To determine the significance of barometric effects, water-level changes were monitored during a baseline period before or after each constant-rate discharge test and compared to the corresponding barometric pressure changes. 

Q8. What was the analysis of the drawdown and recovery phases of the constant-rate discharge?

Analysis of the drawdown and recovery phases of constant-rate discharge were then performed by type-curve fitting of log-log plots and, if appropriate, by straight-line analysis of semilogarithmic data plots of water-level change versus time. 

Q9. Why is the tracer pumpback more susceptible to wellbore effects?

Because of the relatively small area represented by the well (i.e., in comparison to the aquifer) and volumes of tracer involved, the results obtained from these tracer tests may be more susceptible to wellbore effects (e.g., ∝ and possible downgradient dead zone). 

Q10. How many times was the tube raised to allow for the insertion of the tracer?
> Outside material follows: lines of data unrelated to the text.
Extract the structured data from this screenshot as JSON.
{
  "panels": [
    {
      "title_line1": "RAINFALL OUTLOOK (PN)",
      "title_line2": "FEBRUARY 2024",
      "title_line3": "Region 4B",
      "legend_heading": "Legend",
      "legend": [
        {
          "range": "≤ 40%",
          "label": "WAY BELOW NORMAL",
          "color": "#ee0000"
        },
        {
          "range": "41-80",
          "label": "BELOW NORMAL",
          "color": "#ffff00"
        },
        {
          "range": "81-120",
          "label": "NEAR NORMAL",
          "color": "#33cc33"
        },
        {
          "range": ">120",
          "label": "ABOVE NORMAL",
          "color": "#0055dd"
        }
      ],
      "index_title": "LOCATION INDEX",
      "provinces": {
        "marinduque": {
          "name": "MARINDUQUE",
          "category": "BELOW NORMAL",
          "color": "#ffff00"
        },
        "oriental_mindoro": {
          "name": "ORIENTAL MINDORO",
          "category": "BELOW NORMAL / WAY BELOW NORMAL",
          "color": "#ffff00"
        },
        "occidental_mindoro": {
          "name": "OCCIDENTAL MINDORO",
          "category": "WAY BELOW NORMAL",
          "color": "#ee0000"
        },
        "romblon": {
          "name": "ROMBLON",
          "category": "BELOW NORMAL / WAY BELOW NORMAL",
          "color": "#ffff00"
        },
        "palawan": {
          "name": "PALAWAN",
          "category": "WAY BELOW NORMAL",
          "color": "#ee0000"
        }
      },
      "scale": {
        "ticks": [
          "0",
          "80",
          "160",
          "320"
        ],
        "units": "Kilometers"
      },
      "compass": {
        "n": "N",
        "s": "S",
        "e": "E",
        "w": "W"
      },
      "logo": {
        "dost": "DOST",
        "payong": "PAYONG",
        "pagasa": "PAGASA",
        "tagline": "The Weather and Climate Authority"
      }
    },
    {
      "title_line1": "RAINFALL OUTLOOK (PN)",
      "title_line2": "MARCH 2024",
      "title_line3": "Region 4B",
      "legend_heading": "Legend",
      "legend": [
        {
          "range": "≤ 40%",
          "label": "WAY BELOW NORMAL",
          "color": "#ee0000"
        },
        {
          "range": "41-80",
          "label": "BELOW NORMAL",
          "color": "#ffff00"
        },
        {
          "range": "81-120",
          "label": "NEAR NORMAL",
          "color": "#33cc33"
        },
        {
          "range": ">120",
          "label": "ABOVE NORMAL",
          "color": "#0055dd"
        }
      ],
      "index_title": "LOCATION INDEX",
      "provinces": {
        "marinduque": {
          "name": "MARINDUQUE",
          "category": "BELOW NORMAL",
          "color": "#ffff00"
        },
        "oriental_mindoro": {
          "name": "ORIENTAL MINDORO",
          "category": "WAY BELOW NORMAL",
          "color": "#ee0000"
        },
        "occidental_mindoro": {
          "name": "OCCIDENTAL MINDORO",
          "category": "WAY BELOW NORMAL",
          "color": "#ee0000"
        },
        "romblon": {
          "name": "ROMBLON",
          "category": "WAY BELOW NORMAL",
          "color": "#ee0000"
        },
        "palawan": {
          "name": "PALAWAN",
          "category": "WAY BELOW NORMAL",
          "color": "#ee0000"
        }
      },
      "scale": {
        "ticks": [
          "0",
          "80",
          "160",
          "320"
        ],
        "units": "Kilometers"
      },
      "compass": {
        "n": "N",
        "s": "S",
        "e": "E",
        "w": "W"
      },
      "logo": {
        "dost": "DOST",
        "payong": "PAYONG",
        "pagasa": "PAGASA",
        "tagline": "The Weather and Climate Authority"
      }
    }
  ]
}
The tube was then slowly lowered and raised eight times within the water column over a 15-min period to mix the tracer within the well-screen section. 

Q11. How was the flow rate determined during the initial minutes of pumping?

During the initial minutes of pumping (e.g., first 5 min), “instantaneous” flow rates were determined by measuring the time required for 19 L of flow to register on the flow-meter dials. 

Q12. How was the concentration within the borehole after the insertion of the sensors?

The concentration within the borehole following emplacement and equilibration of the sensors (i.e., after 70 min following initial mixing) was ~133 mg/L, ranging between 98 and 170 mg/L for the various sensordepth settings. 

Q13. What is the value of ne and va?

Based on these input parameters and tracer-pumpback results, ne and va are estimated to be 0.009 and 0.191 m/d, respectively (Figure 6.3). 

Q14. What are the estimated values for ne and va?

Based on these input parameters and tracer-pumpback results, ne and va are estimated to be 0.010 and 0.124 m/d, respectively (Figure 6.2).